Sampel Teluk Lampung diambil berdasarkan hasil penelitian Widiarti (2004) tentang ditemukan
alga PbC
di Teluk Lampung dengan kelimpahan yang tinggi. Keberadaan Pyrodinium di perairan Teluk
Lampung
pertama kali diketahui pada tahun 1999, di Desa Hanura. Pada saat ditemukan, terdapat 8,9x104
sel
dalam tiap liter air laut. Jumlah tersebut meningkat lebih dari 2 kali lipat menjadi 2,3x109 sel per
liter air
laut.
Kandungan Saksitoksin dalam Sampel Kerang Hijau
Hasil perhitungan menunjukkan bahwa konsentrasi saksitoksin berkisar dari 4,928 μg
STXeq. per 100 g daging kerang (sampel Muara Karang) sampai dengan 17,3378 μg STXeq. per
100 g daging kerang (pada sampel Cilincing 1). Dari data hasil analisis, ditemukan bahwa
konsentrasi saksitoksin pada kerang hijau masih di bawah tingkat toleransi saksitoksin yang
ditetapkan. Indonesia menetapkan konsentrasi 80 μg STXeq. per 100 g, yang diatur pada SNI
3460.1:2009 tentang daging kerang beku (BSN, 2009).
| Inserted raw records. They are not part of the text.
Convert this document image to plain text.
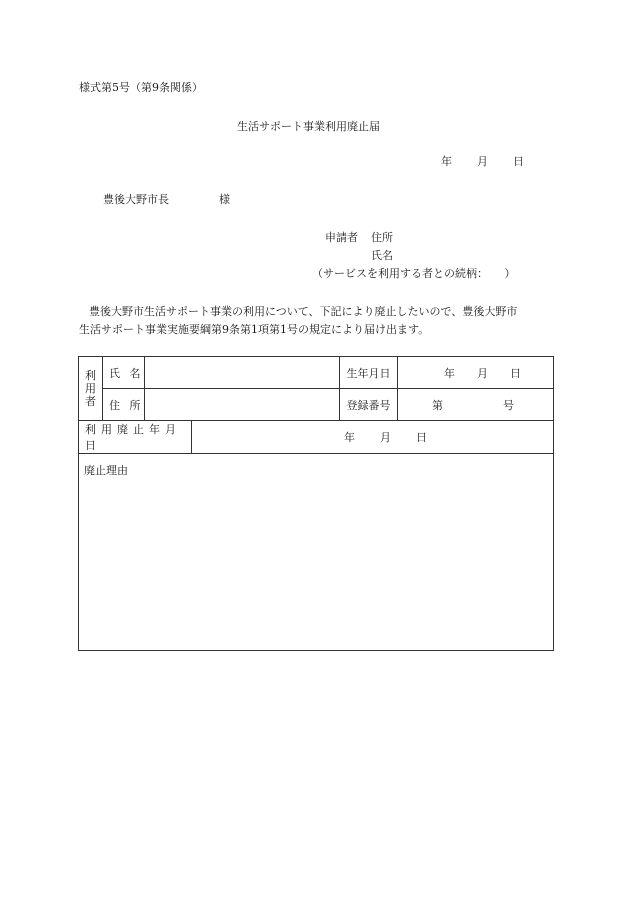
様式第5号（第9条関係）
生活サポート事業利用廃止届
年 月 日
豊後大野市長	様
申請者 住所
氏名
（サービスを利用する者との続柄：　　）
豊後大野市生活サポート事業の利用について、下記により廃止したいので、豊後大野市
生活サポート事業実施要綱第9条第1項第1号の規定により届け出ます。
利
用
者	氏 名			生年月日	年 月 日
	住 所			登録番号	第 号
利用廃止年月日			年 月 日		
廃止理由					
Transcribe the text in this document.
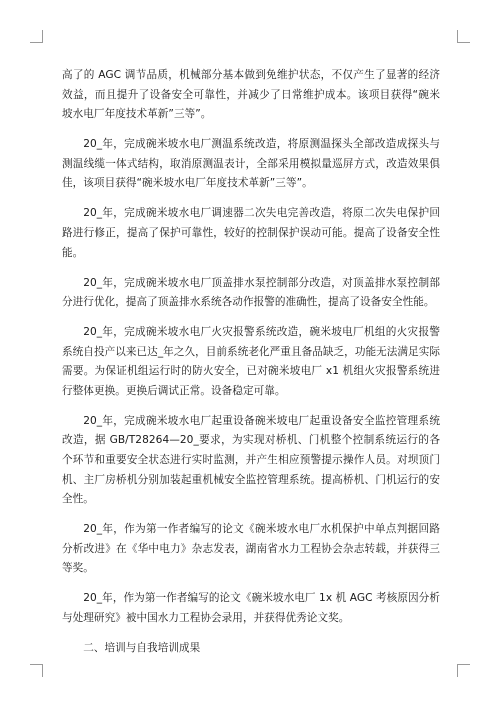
高了的 AGC 调节品质，机械部分基本做到免维护状态，不仅产生了显著的经济效益，而且提升了设备安全可靠性，并减少了日常维护成本。该项目获得“碗米坡水电厂年度技术革新”三等”。

20_年，完成碗米坡水电厂测温系统改造，将原测温探头全部改造成探头与测温线缆一体式结构，取消原测温表计，全部采用模拟量巡屏方式，改造效果俱佳，该项目获得“碗米坡水电厂年度技术革新”三等”。

20_年，完成碗米坡水电厂调速器二次失电完善改造，将原二次失电保护回路进行修正，提高了保护可靠性，较好的控制保护误动可能。提高了设备安全性能。

20_年，完成碗米坡水电厂顶盖排水泵控制部分改造，对顶盖排水泵控制部分进行优化，提高了顶盖排水系统各动作报警的准确性，提高了设备安全性能。

20_年，完成碗米坡水电厂火灾报警系统改造，碗米坡电厂机组的火灾报警系统自投产以来已达_年之久，目前系统老化严重且备品缺乏，功能无法满足实际需要。为保证机组运行时的防火安全，已对碗米坡电厂 x1 机组火灾报警系统进行整体更换。更换后调试正常。设备稳定可靠。

20_年，完成碗米坡水电厂起重设备碗米坡电厂起重设备安全监控管理系统改造，据 GB/T28264—20_要求，为实现对桥机、门机整个控制系统运行的各个环节和重要安全状态进行实时监测，并产生相应预警提示操作人员。对坝顶门机、主厂房桥机分别加装起重机械安全监控管理系统。提高桥机、门机运行的安全性。

20_年，作为第一作者编写的论文《碗米坡水电厂水机保护中单点判据回路分析改进》在《华中电力》杂志发表，湖南省水力工程协会杂志转载，并获得三等奖。

20_年，作为第一作者编写的论文《碗米坡水电厂 1x 机 AGC 考核原因分析与处理研究》被中国水力工程协会录用，并获得优秀论文奖。

二、培训与自我培训成果
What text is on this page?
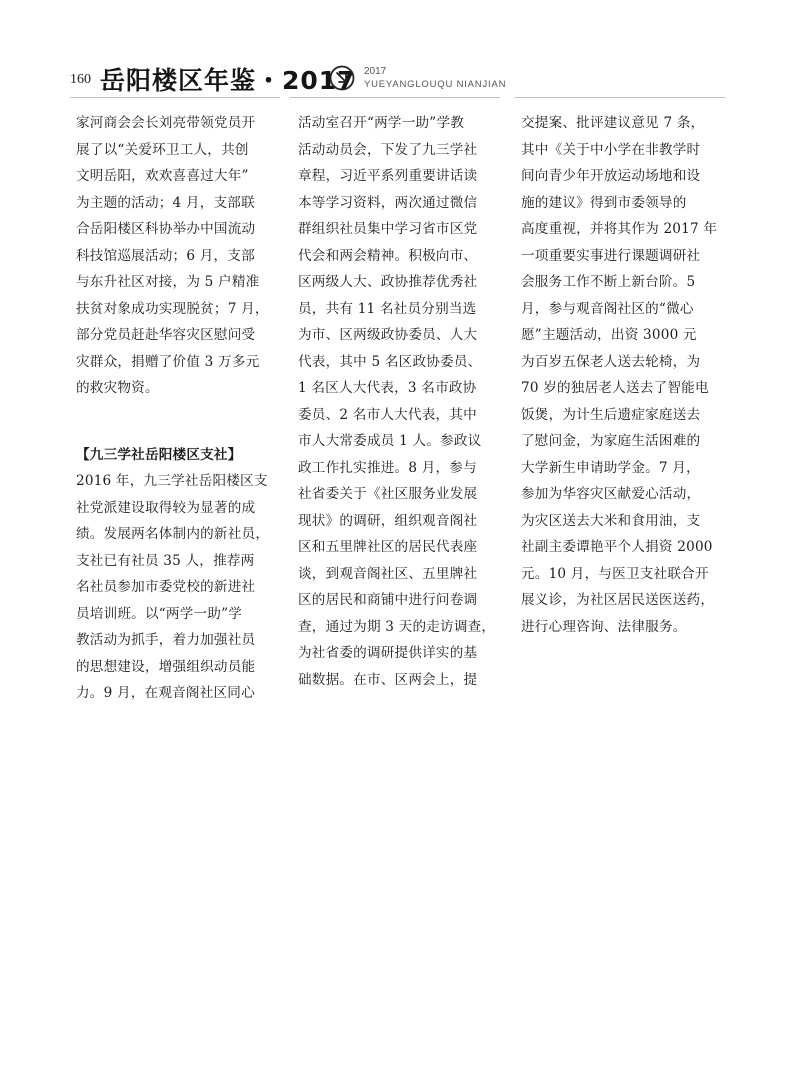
160 岳阳楼区年鉴・2017 2017
YUEYANGLOUQU NIANJIAN

家河商会会长刘亮带领党员开
展了以“关爱环卫工人，共创
文明岳阳，欢欢喜喜过大年”
为主题的活动；4 月，支部联
合岳阳楼区科协举办中国流动
科技馆巡展活动；6 月，支部
与东升社区对接，为 5 户精准
扶贫对象成功实现脱贫；7 月，
部分党员赶赴华容灾区慰问受
灾群众，捐赠了价值 3 万多元
的救灾物资。

【九三学社岳阳楼区支社】

2016 年，九三学社岳阳楼区支
社党派建设取得较为显著的成
绩。发展两名体制内的新社员，
支社已有社员 35 人，推荐两
名社员参加市委党校的新进社
员培训班。以“两学一助”学
教活动为抓手，着力加强社员
的思想建设，增强组织动员能
力。9 月，在观音阁社区同心

活动室召开“两学一助”学教
活动动员会，下发了九三学社
章程，习近平系列重要讲话读
本等学习资料，两次通过微信
群组织社员集中学习省市区党
代会和两会精神。积极向市、
区两级人大、政协推荐优秀社
员，共有 11 名社员分别当选
为市、区两级政协委员、人大
代表，其中 5 名区政协委员、
1 名区人大代表，3 名市政协
委员、2 名市人大代表，其中
市人大常委成员 1 人。参政议
政工作扎实推进。8 月，参与
社省委关于《社区服务业发展
现状》的调研，组织观音阁社
区和五里牌社区的居民代表座
谈，到观音阁社区、五里牌社
区的居民和商铺中进行问卷调
查，通过为期 3 天的走访调查，
为社省委的调研提供详实的基
础数据。在市、区两会上，提

交提案、批评建议意见 7 条，
其中《关于中小学在非教学时
间向青少年开放运动场地和设
施的建议》得到市委领导的
高度重视，并将其作为 2017 年
一项重要实事进行课题调研社
会服务工作不断上新台阶。5
月，参与观音阁社区的“微心
愿”主题活动，出资 3000 元
为百岁五保老人送去轮椅，为
70 岁的独居老人送去了智能电
饭煲，为计生后遗症家庭送去
了慰问金，为家庭生活困难的
大学新生申请助学金。7 月，
参加为华容灾区献爱心活动，
为灾区送去大米和食用油，支
社副主委谭艳平个人捐资 2000
元。10 月，与医卫支社联合开
展义诊，为社区居民送医送药，
进行心理咨询、法律服务。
Dengan terpenuhinya persyaratan mutu
tersebut, maka diharapkan masyarakat yang mengkonsumsi produk kekerangan dapat terhindar
dari resiko gangguan Kesehatan.
Sampel dari Teluk Lampung yang diperkirakan mempunyai konsentrasi STX lebih tinggi,
karena tingginya kelimpahan alga PbC di Teluk Lampung (Widiarti, 2004), ternyata
mengandung toksin yang tidak terlalu tinggi dan hampir sama dengan sampel dari Teluk
Panimbang, Dadap 1 dan Cilincing 3 yaitu pada kisaran 6,3–7,7 μg STXeq. per 100 g.

KESIMPULAN
Konsentrasi saksitoksin pada kerang hijau di Pasar Cilincing, Pasar Muara Karang dan
Pasar Dadap serta Teluk Lampung dan Teluk Panimbang berkisar antara 4,928-17,3378 µg
STXeq. per 100 g daging kerang dan masih di bawah ambang yang dipersyaratkan yaitu 80 µg
STXeq. per 100 g. Konsentrasi saksitoksin pada kerang hijau ini dapat digunakan sebagai
critical point dalam melindungi kesehatan masyarakat dari kerentanan jejaring makanan dan
sebagai dasar informasi untuk kajian risiko toksin alga terutama saksitoksin dalam manajemen
dan komunikasi risiko kepada masyarakat terutama untuk konsumen kerang.